Author Interview with Chris James of ‘The O.D.’



Today I’d had the opportunity to talk shop with the author Chris James about his book ‘The O.D.’.   Chris let’s start today’s interview by a quick drive-by of the basic plot of your book.
The O.D. is about the threats and perils that face everyone on the planet – over-population, climate change, water shortages – and what can be done to avert them. The action takes place ten or twenty years from now, by which point the Earth will have reached its tipping point.

Where did the underlying ideas for this book develop?
I got the idea after a lifetime of worry about the direction human beings are taking the planet. It seems like a problem with no solution in the reality of today, so I’ve made one of for the possibility of tomorrow.
By addressing this possibility did you also feel the need to include strong thematic elements into your books?
Whatever it takes to get my ideas to a wider audience I will employ.

Did you also do any research to support your ideas?
Yes, lots. And where the research wasn’t available, I made it up.

Did you also try and put your personal experiences into the book?
Yes. I spent years working for environmental pressure groups like Friends of the Earth and Greenpeace.

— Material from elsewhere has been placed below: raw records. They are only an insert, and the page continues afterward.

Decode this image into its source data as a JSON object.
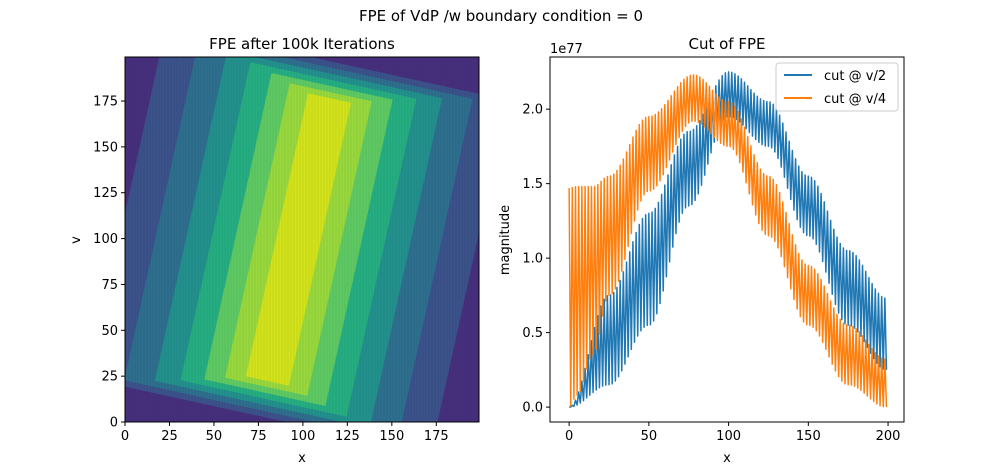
{
  "figure": {
    "suptitle": "FPE of VdP /w boundary condition = 0"
  },
  "chart_data": [
    {
      "type": "heatmap",
      "title": "FPE after 100k Iterations",
      "xlabel": "x",
      "ylabel": "v",
      "xlim": [
        0,
        199
      ],
      "ylim": [
        0,
        199
      ],
      "xticks": [
        0,
        25,
        50,
        75,
        100,
        125,
        150,
        175
      ],
      "yticks": [
        0,
        25,
        50,
        75,
        100,
        125,
        150,
        175
      ],
      "colormap": "viridis",
      "colors": {
        "levels": [
          "#46307e",
          "#3b528b",
          "#2e6f8e",
          "#22908d",
          "#26ad81",
          "#5ec962",
          "#98d83e",
          "#d2e21b"
        ],
        "background": "#440154"
      },
      "description_levels": 8,
      "ridge": {
        "x_start": 75,
        "v_start": 0,
        "x_end": 120,
        "v_end": 199,
        "peak_x_center": 100,
        "peak_v_center": 100
      }
    },
    {
      "type": "line",
      "title": "Cut of FPE",
      "xlabel": "x",
      "ylabel": "magnitude",
      "offset_text": "1e77",
      "xlim": [
        -12,
        210
      ],
      "ylim": [
        -0.1,
        2.35
      ],
      "xticks": [
        0,
        50,
        100,
        150,
        200
      ],
      "yticks": [
        0.0,
        0.5,
        1.0,
        1.5,
        2.0
      ],
      "ytick_labels": [
        "0.0",
        "0.5",
        "1.0",
        "1.5",
        "2.0"
      ],
      "legend": {
        "placement": "top-right"
      },
      "series": [
        {
          "name": "cut @ v/2",
          "color": "#1f77b4",
          "x": [
            0,
            25,
            50,
            75,
            100,
            125,
            150,
            175,
            199
          ],
          "upper": [
            0.0,
            0.75,
            1.3,
            1.85,
            2.25,
            2.05,
            1.55,
            1.05,
            0.73
          ],
          "lower": [
            0.0,
            0.15,
            0.55,
            1.35,
            1.95,
            1.75,
            1.15,
            0.55,
            0.25
          ]
        },
        {
          "name": "cut @ v/4",
          "color": "#ff7f0e",
          "x": [
            0,
            5,
            15,
            25,
            50,
            78,
            100,
            125,
            150,
            175,
            199
          ],
          "upper": [
            1.47,
            1.48,
            1.48,
            1.55,
            1.95,
            2.23,
            2.05,
            1.55,
            0.95,
            0.55,
            0.32
          ],
          "lower": [
            0.0,
            0.08,
            0.35,
            0.75,
            1.45,
            1.92,
            1.75,
            1.15,
            0.55,
            0.15,
            0.0
          ]
        }
      ]
    }
  ]
}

I also spent three years living in Dubrovnik, which features in the book.

How did the characters come to you?
They came from a combination of real and imagined personalities and physiques.

Did you have trouble saying goodbye to any characters?
Yes, I would have liked to have stayed with the hero, Lonnie Pilot, and his wife, Macushla, but it was time for the book to end.

Is there any character in your book would want to take out for a beer?
I’d like to spend an afternoon speaking with Forrest Vaalon, Lonnie Pilot’s aged mentor.

Do you ever dream about your characters?
I did when I was still writing the book, and I’d have to write down the action before I forgot it.

Now that this project has been completed, have you started working on another book?
Another ‘environmental’ fictional story, but under a pseudonym.

Good luck with your new work. Did it take you a long time to write this book.
Yes. 27 years.
Wow, that is a long time. Your relationship with the book must have changed since it took such a long period of time to completed. What did you find the most rewarding thing about writing this book?
The wide variety of reviews I have received – many supportive of the content, some not so. It seems to have divided opinion, which falls in line completely with how I see people. Some are flagrant, blind polluters, whilst others actually care about the world to come.

How did you feel when you got your first book review?
It was a heart-stopping moment. It feels great to get a 4 or 5-star review. My average on US Amazon is 4.0 stars and on UK Amazon it’s 4.4 stars.

How do you go about the editing process? Do you do a large amount of editing the books yourself?
Mostly myself – reading and re-reading. Then sending out to a literary consultant and friends.
Do you have any tips for self-publishing for other authors?
Just do it.
It can be as simple as that.  Are you primarily employed as a writer?
I’m a writer and an artist, which allows me to write visually.

That’s a really great description of being an artist. What techniques do you use for writing?
I like to write with a laptop in bed between 7 and 9am.

Did you design your own cover as you are an artist?
A friend in advertising created the initial image on computer and then I doctored it on mine.

What are your feelings about the future of reading?
People seem to have less and less time to read – especially the young – so I can only hope that reading is ‘rediscovered’.

What are your favourite authors, and do you believe that they have influenced your writing style?
Herman Melville, John Le Carre, Doctor Seuss. I don’t think they have influenced my writing style.

What are you currently reading?
The Ghosts of Everest

What was your favourite book as a child?
Uncle Wiggily

Who is your favourite literary character?
Moby Dick
And now my favourite section of the interview, the random question round. Answer as quickly as you can:

What is your favourite quote?
‘It is better to know nothing than to know what ain’t so.’

If you could breed two animals together to defy the laws of nature what new animal would you create?
I’d breed a human with a panda so as to reduce the rate of population growth.

If you could steal one thing without consequence what would it be?
A kiss

Which are cooler? Dinosaurs or Dragons?
What’s the most unusual name you’ve ever come across?
Julius Stravenue (the name of a street in Tucson)


That is different.  Chris, I’d like to thank you again for your generosity spending time with me today, and I’d like to wish you the best of luck with ‘The O.D.’.